The Fed and a Lower GDP Strengthen the Yen

The Fed and a Lower GDP Strengthen the Yen
The FED’s interest rate hike and worse GDP data definitely spiced up trading during the second half of the week.

Surprisingly, the biggest moves can actually be seen on the yen, which strengthened dramatically. You could argue that this is because of a risk-off mode and a flee towards safe haven assets. Fair enough, but at the same time, stocks and emerging markets’ currencies climb higher, so something here doesn’t add up.

The rise on the yen is really significant and very interesting from a technical point of view. As an example, we’ll use the GBPJPY, where we do have a proper sell signal. This is quite surprisingly, because during the middle of the week we were close to the actual opposite, a buy signal. The price almost broke the upper line of the symmetric triangle (orange) but it happened to be a false breakout, which actually led to a bigger sell off.

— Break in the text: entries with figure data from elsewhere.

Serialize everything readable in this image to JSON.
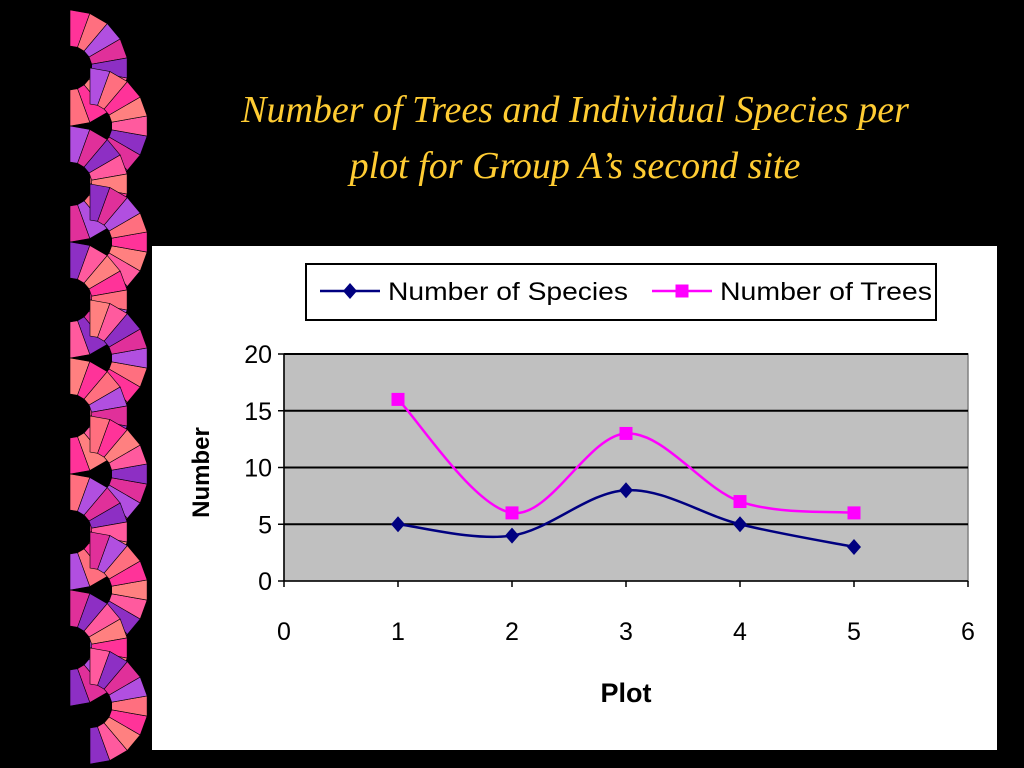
{
  "slide": {
    "title_line1": "Number of Trees and Individual Species per",
    "title_line2": "plot for Group A’s second site"
  },
  "colors": {
    "background": "#000000",
    "title": "#ffcc33",
    "plot_area": "#c0c0c0",
    "species": "#000080",
    "trees": "#ff00ff"
  },
  "chart_data": {
    "type": "line",
    "smoothed": true,
    "title": "",
    "xlabel": "Plot",
    "ylabel": "Number",
    "xlim": [
      0,
      6
    ],
    "ylim": [
      0,
      20
    ],
    "x_ticks": [
      0,
      1,
      2,
      3,
      4,
      5,
      6
    ],
    "y_ticks": [
      0,
      5,
      10,
      15,
      20
    ],
    "grid": "horizontal",
    "legend_position": "top",
    "series": [
      {
        "name": "Number of Species",
        "marker": "diamond",
        "color": "#000080",
        "x": [
          1,
          2,
          3,
          4,
          5
        ],
        "y": [
          5,
          4,
          8,
          5,
          3
        ]
      },
      {
        "name": "Number of Trees",
        "marker": "square",
        "color": "#ff00ff",
        "x": [
          1,
          2,
          3,
          4,
          5
        ],
        "y": [
          16,
          6,
          13,
          7,
          6
        ]
      }
    ]
  }
}
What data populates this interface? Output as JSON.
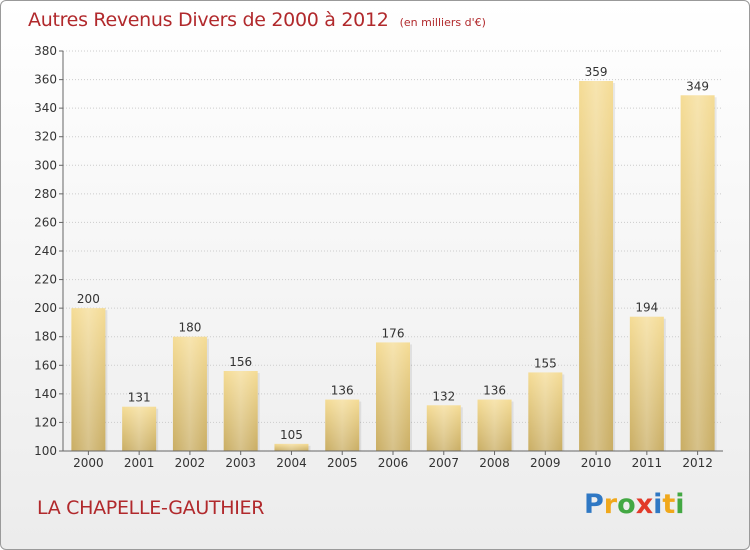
{
  "title": "Autres Revenus Divers de 2000 à 2012",
  "subtitle": "(en milliers d'€)",
  "commune": "LA CHAPELLE-GAUTHIER",
  "logo": {
    "letters": [
      {
        "char": "P",
        "color": "#2f78c4"
      },
      {
        "char": "r",
        "color": "#f0a81c"
      },
      {
        "char": "o",
        "color": "#43a843"
      },
      {
        "char": "x",
        "color": "#e23a2a"
      },
      {
        "char": "i",
        "color": "#2f78c4"
      },
      {
        "char": "t",
        "color": "#f0a81c"
      },
      {
        "char": "i",
        "color": "#43a843"
      }
    ]
  },
  "chart_data": {
    "type": "bar",
    "categories": [
      "2000",
      "2001",
      "2002",
      "2003",
      "2004",
      "2005",
      "2006",
      "2007",
      "2008",
      "2009",
      "2010",
      "2011",
      "2012"
    ],
    "values": [
      200,
      131,
      180,
      156,
      105,
      136,
      176,
      132,
      136,
      155,
      359,
      194,
      349
    ],
    "data_labels": [
      "200",
      "131",
      "180",
      "156",
      "105",
      "136",
      "176",
      "132",
      "136",
      "155",
      "359",
      "194",
      "349"
    ],
    "ylim": [
      100,
      380
    ],
    "yticks": [
      100,
      120,
      140,
      160,
      180,
      200,
      220,
      240,
      260,
      280,
      300,
      320,
      340,
      360,
      380
    ],
    "grid": true,
    "colors": {
      "bar_light": "#f5dc95",
      "bar_dark": "#c9ad63",
      "grid": "#cccccc",
      "axis": "#666666",
      "title": "#b1292c",
      "text": "#333333"
    }
  }
}
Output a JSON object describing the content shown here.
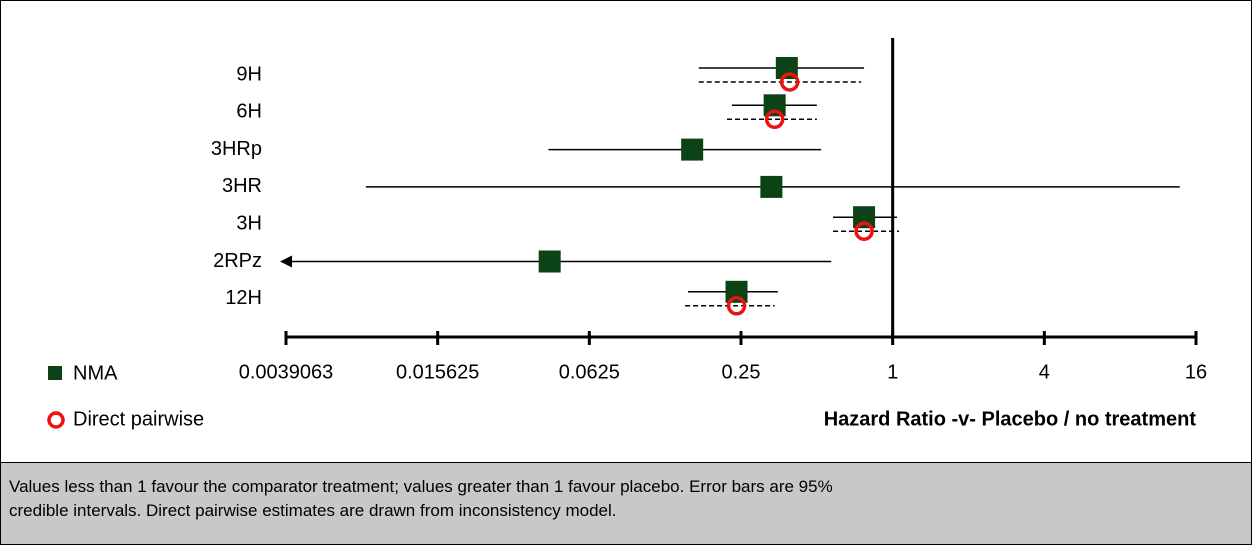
{
  "chart_data": {
    "type": "forest",
    "categories": [
      "9H",
      "6H",
      "3HRp",
      "3HR",
      "3H",
      "2RPz",
      "12H"
    ],
    "series": [
      {
        "name": "NMA",
        "color": "#0b4216",
        "values": [
          0.38,
          0.34,
          0.16,
          0.33,
          0.77,
          0.0435,
          0.24
        ],
        "lower": [
          0.17,
          0.23,
          0.043,
          0.0081,
          0.58,
          null,
          0.154
        ],
        "upper": [
          0.77,
          0.5,
          0.52,
          13.8,
          1.04,
          0.57,
          0.35
        ]
      },
      {
        "name": "Direct pairwise",
        "color": "#ee1111",
        "values": [
          0.39,
          0.34,
          null,
          null,
          0.77,
          null,
          0.24
        ],
        "lower": [
          0.17,
          0.22,
          null,
          null,
          0.58,
          null,
          0.15
        ],
        "upper": [
          0.75,
          0.5,
          null,
          null,
          1.06,
          null,
          0.34
        ]
      }
    ],
    "xlabel": "Hazard Ratio -v- Placebo / no treatment",
    "xlim": [
      0.0039063,
      16
    ],
    "xscale": "log2",
    "xticks": [
      0.0039063,
      0.015625,
      0.0625,
      0.25,
      1,
      4,
      16
    ],
    "reference_line": 1,
    "footnote": [
      "Values less than 1 favour the comparator treatment; values greater than 1 favour placebo. Error bars are 95%",
      "credible intervals. Direct pairwise estimates are drawn from inconsistency model."
    ]
  }
}
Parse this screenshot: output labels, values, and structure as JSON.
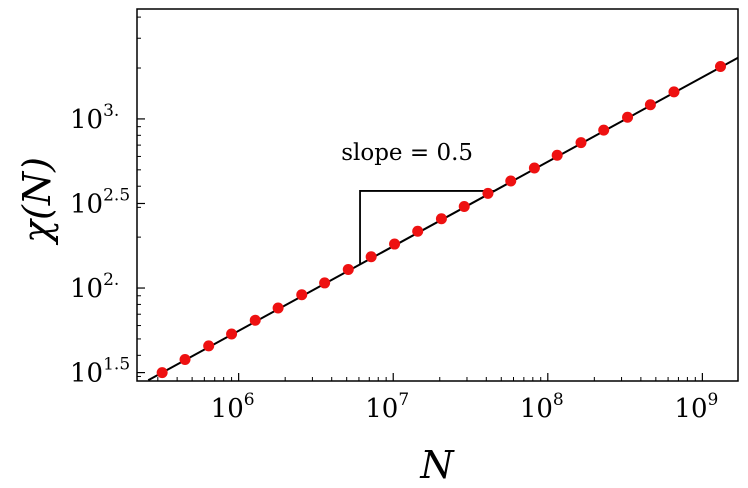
{
  "chart_data": {
    "type": "scatter",
    "xscale": "log",
    "yscale": "log",
    "xlim": [
      220000.0,
      1700000000.0
    ],
    "ylim": [
      28.2,
      4467
    ],
    "xlabel": "N",
    "ylabel": "χ(N)",
    "grid": false,
    "legend": "none",
    "x_ticks": [
      {
        "value": 1000000.0,
        "base": "10",
        "exp": "6"
      },
      {
        "value": 10000000.0,
        "base": "10",
        "exp": "7"
      },
      {
        "value": 100000000.0,
        "base": "10",
        "exp": "8"
      },
      {
        "value": 1000000000.0,
        "base": "10",
        "exp": "9"
      }
    ],
    "y_ticks": [
      {
        "value": 31.62,
        "base": "10",
        "exp": "1.5"
      },
      {
        "value": 100,
        "base": "10",
        "exp": "2."
      },
      {
        "value": 316.2,
        "base": "10",
        "exp": "2.5"
      },
      {
        "value": 1000,
        "base": "10",
        "exp": "3."
      }
    ],
    "series": [
      {
        "color": "#ee1111",
        "points": [
          [
            320000.0,
            31.6
          ],
          [
            450000.0,
            37.8
          ],
          [
            640000.0,
            45.5
          ],
          [
            900000.0,
            53.5
          ],
          [
            1280000.0,
            64.5
          ],
          [
            1800000.0,
            76.2
          ],
          [
            2560000.0,
            91.2
          ],
          [
            3600000.0,
            107.2
          ],
          [
            5120000.0,
            128.8
          ],
          [
            7200000.0,
            153.1
          ],
          [
            10200000.0,
            182.0
          ],
          [
            14400000.0,
            216.8
          ],
          [
            20500000.0,
            257.0
          ],
          [
            28800000.0,
            303.6
          ],
          [
            41000000.0,
            363.1
          ],
          [
            57600000.0,
            429.5
          ],
          [
            81900000.0,
            512.9
          ],
          [
            115000000.0,
            609.5
          ],
          [
            164000000.0,
            724.4
          ],
          [
            230000000.0,
            858.9
          ],
          [
            328000000.0,
            1023.0
          ],
          [
            461000000.0,
            1213.0
          ],
          [
            655000000.0,
            1445.0
          ],
          [
            1310000000.0,
            2042.0
          ]
        ]
      }
    ],
    "fit_line": {
      "x": [
        260000.0,
        1700000000.0
      ],
      "y": [
        28.5,
        2301.0
      ],
      "color": "#000000"
    },
    "slope_triangle": {
      "label": "slope = 0.5",
      "x_start": 6100000.0,
      "x_end": 45000000.0,
      "y_low": 138.0,
      "y_high": 375.0
    }
  }
}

The drop eventually led to a breakout of the lower line of the formation, which gives us a signal to sell. Now, after meeting lows from the beginning of July (yellow), the price is slightly climbing higher – a very understandable movement considering the magnitude of the most recent drop. It will most probably climb towards the blue area, in order to test it as a local resistance, but the main, dominant signal is sell.